Researchers found that among 109 Inuit infants they followed, those whose umbilical-cord blood was higher in DHA (docosahexaenoic acid), an omega-3 acid, at birth did better in tests of infant brain and eye development at the ages of 6 and 11 months.
DHA is one of the two omega-3 fatty acids found in oily fish like salmon, char, sardines and herring. Because of the fat's vital role in brain development, experts have recommended that pregnant women get an average of 300 milligrams of DHA daily.
The new findings highlight the importance of DHA in the mothers' diet during the third trimester, when the DHA content of accumulates rapidly in a developing baby's brain.
North American diets are typically low in DHA; this study suggests that increasing pregnant women's intake is likely to be beneficial.
The Inuits in this study were from the northern tip of Quebec. Their traditional diet is rich in fish, but many Inuit people have adopted a more Western style of eating; as a result, mothers' DHA levels at the time they gave birth ranged from the low levels typically seen in the U.S. and southern Canada to relatively high concentrations.
When the babies were 6 months old, they were given standard tests of visual acuity and memory. The researchers found that higher umbilical cord-blood DHA at birth was linked to better performance on these tests.
The same was true when the babies were given tests of cognitive and motor development at the age of 11 months.
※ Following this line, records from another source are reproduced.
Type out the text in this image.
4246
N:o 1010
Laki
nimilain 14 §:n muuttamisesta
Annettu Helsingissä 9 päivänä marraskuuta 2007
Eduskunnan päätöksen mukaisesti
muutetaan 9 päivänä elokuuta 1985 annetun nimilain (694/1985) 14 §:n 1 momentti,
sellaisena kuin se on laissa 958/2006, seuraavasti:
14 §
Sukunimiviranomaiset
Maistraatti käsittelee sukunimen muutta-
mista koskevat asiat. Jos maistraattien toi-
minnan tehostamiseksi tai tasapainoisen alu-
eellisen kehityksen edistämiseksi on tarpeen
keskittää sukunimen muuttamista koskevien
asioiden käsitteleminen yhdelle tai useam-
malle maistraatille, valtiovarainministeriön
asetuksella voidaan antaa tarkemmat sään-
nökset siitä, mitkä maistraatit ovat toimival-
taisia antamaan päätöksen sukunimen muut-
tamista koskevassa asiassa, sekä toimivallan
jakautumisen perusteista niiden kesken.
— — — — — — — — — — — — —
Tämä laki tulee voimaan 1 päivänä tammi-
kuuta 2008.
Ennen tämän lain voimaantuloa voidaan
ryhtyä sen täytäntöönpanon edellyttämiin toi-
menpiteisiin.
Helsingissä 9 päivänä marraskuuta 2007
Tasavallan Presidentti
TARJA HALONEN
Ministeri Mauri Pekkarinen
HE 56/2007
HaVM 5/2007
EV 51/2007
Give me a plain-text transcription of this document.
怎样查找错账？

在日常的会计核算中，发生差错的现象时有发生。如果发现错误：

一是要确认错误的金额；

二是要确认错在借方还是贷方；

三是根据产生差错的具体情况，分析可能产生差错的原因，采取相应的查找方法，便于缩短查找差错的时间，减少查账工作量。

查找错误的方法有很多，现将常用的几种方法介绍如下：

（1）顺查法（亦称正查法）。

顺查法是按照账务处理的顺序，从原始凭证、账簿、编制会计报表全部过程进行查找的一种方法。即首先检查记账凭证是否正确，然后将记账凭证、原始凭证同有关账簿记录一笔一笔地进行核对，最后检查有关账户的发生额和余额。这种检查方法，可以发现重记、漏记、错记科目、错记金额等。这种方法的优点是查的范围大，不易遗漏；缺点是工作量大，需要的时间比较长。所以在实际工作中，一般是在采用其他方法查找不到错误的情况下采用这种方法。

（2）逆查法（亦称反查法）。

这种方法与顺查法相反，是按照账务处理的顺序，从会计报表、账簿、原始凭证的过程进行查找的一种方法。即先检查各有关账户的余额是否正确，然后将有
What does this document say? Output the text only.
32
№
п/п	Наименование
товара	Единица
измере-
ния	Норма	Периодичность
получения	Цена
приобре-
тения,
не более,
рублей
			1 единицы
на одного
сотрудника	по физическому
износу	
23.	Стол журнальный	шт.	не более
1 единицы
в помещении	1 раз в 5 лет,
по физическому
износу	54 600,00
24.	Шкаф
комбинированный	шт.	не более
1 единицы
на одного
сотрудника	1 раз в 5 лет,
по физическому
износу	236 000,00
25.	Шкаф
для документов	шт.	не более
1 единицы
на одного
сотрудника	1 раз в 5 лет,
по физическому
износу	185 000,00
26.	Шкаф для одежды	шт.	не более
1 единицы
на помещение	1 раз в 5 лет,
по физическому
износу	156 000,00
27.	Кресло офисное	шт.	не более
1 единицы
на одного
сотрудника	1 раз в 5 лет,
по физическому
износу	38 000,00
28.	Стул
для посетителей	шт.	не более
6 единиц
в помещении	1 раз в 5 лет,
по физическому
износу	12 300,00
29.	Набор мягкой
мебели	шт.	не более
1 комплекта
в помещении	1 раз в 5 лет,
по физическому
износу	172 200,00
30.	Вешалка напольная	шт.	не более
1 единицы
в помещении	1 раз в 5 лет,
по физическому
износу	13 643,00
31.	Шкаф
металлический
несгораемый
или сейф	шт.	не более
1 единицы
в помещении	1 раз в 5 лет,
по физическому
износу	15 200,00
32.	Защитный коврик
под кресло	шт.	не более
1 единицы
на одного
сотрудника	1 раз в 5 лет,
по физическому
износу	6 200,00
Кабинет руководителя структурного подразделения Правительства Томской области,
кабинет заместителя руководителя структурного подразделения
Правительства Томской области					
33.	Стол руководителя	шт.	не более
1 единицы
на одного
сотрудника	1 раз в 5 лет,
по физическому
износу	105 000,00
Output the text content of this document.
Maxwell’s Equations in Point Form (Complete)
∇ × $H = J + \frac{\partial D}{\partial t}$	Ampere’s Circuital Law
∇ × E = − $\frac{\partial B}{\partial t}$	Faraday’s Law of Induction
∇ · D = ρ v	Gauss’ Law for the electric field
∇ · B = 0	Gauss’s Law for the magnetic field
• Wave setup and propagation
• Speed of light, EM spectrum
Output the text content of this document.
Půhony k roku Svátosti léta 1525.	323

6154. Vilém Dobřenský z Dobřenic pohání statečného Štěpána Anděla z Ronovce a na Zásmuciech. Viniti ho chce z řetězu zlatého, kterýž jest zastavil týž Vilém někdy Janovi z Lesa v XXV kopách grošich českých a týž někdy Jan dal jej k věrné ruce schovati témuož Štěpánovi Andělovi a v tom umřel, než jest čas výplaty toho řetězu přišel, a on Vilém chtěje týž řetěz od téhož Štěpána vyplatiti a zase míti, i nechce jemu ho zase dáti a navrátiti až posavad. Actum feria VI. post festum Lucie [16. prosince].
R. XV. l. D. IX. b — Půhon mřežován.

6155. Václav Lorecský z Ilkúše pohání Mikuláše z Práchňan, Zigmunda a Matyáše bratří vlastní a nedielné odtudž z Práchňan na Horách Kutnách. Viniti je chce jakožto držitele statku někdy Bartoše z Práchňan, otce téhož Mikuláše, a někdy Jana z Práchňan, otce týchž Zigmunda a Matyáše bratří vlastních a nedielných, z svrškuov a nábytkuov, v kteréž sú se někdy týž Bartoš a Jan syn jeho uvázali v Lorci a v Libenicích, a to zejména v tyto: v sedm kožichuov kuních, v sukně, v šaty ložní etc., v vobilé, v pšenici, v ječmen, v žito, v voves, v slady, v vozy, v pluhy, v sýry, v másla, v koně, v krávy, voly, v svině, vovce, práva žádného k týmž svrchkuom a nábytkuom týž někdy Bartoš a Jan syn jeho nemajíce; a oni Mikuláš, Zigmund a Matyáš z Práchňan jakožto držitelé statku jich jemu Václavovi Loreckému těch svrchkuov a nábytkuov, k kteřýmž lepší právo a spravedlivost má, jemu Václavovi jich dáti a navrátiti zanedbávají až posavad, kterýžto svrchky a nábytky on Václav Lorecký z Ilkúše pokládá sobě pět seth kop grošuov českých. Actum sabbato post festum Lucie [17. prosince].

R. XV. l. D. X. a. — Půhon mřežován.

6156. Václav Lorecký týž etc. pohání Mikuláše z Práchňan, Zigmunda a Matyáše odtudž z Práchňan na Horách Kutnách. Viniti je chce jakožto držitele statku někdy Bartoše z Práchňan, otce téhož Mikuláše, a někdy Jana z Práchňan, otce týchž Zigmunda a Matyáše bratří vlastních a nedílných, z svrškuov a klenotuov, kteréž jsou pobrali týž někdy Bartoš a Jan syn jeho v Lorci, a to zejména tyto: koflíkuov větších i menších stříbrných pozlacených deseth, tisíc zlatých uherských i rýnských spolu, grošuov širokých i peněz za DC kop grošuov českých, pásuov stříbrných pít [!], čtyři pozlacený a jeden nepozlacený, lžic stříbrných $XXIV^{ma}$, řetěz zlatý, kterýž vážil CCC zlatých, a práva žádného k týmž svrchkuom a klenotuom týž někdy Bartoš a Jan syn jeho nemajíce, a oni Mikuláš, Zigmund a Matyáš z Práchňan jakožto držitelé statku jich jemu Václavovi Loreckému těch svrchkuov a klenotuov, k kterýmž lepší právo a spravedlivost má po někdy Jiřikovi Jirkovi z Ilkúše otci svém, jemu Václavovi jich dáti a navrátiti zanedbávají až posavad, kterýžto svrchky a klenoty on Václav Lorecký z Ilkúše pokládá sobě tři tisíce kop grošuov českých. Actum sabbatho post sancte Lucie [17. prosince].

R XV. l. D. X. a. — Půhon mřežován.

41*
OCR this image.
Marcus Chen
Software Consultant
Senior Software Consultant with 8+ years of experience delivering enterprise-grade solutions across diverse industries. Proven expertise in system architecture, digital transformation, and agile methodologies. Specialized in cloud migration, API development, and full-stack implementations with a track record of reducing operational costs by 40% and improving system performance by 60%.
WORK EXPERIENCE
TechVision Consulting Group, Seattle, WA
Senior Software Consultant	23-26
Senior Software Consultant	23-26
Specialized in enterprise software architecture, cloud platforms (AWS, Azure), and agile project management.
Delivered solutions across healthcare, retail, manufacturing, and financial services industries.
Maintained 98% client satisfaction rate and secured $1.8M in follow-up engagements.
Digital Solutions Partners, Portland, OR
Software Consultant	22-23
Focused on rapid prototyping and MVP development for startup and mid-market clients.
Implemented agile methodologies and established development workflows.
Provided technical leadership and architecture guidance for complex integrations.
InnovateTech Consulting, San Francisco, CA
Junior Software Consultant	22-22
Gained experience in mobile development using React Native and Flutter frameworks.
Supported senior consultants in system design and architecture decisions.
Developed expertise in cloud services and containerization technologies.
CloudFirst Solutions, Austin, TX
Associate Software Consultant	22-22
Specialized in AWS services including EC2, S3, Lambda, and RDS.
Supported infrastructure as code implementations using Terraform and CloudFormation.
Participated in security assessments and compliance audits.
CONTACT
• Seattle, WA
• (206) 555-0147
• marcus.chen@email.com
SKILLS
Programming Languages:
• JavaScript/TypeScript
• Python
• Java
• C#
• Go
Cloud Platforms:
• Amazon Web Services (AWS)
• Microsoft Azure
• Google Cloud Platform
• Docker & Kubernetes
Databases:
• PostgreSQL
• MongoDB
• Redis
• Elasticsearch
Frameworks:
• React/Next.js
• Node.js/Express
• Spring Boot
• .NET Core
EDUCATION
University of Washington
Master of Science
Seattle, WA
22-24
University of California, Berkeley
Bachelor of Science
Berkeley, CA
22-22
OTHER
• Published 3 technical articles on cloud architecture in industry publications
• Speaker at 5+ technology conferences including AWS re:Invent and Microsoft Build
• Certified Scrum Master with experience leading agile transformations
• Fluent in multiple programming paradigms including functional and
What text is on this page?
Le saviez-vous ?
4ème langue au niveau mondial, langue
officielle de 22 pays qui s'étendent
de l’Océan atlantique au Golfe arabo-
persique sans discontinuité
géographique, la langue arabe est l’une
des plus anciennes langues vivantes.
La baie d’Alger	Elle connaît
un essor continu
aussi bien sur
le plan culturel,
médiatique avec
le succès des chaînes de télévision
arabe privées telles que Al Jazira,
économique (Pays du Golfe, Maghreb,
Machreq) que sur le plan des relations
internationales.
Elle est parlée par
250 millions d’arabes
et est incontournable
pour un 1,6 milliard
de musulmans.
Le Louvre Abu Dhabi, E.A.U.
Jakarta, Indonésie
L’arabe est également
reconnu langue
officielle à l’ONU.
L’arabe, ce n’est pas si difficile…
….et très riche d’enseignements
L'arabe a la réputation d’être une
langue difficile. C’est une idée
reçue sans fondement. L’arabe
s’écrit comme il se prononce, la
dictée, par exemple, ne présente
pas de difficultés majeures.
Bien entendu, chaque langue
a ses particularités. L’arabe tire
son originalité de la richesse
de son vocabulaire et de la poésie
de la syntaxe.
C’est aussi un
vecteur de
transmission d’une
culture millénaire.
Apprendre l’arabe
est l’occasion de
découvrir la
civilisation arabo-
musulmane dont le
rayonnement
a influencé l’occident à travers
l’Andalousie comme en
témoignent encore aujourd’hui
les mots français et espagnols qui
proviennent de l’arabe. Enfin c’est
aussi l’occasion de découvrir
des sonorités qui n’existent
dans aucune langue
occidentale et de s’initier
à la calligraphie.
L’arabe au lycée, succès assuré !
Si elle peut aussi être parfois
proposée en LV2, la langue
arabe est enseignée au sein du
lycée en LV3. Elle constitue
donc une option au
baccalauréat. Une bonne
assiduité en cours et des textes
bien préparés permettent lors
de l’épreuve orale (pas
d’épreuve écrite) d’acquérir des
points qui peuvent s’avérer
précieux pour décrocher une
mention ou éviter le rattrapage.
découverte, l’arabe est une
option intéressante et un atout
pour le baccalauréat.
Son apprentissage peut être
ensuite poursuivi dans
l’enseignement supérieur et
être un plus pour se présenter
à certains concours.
There was no correlation, however, between the infants' test performance and DHA from breast milk. According to the research team, it's likely that mothers' third-trimester DHA intake is more important than babies' consumption of breast-feeding because of the critical third trimester brain growth spurt.
Besides fish, such as char and salmon, other DHA sources include fish oil supplements and algae-derived DHA, which is included in some prenatal vitamins.
Pregnant and breast-feeding women are advised to avoid some fish, however, due to potentially high levels of mercury. These include shark, swordfish, king mackerel, tuna steaks, orange roughy and tile fish.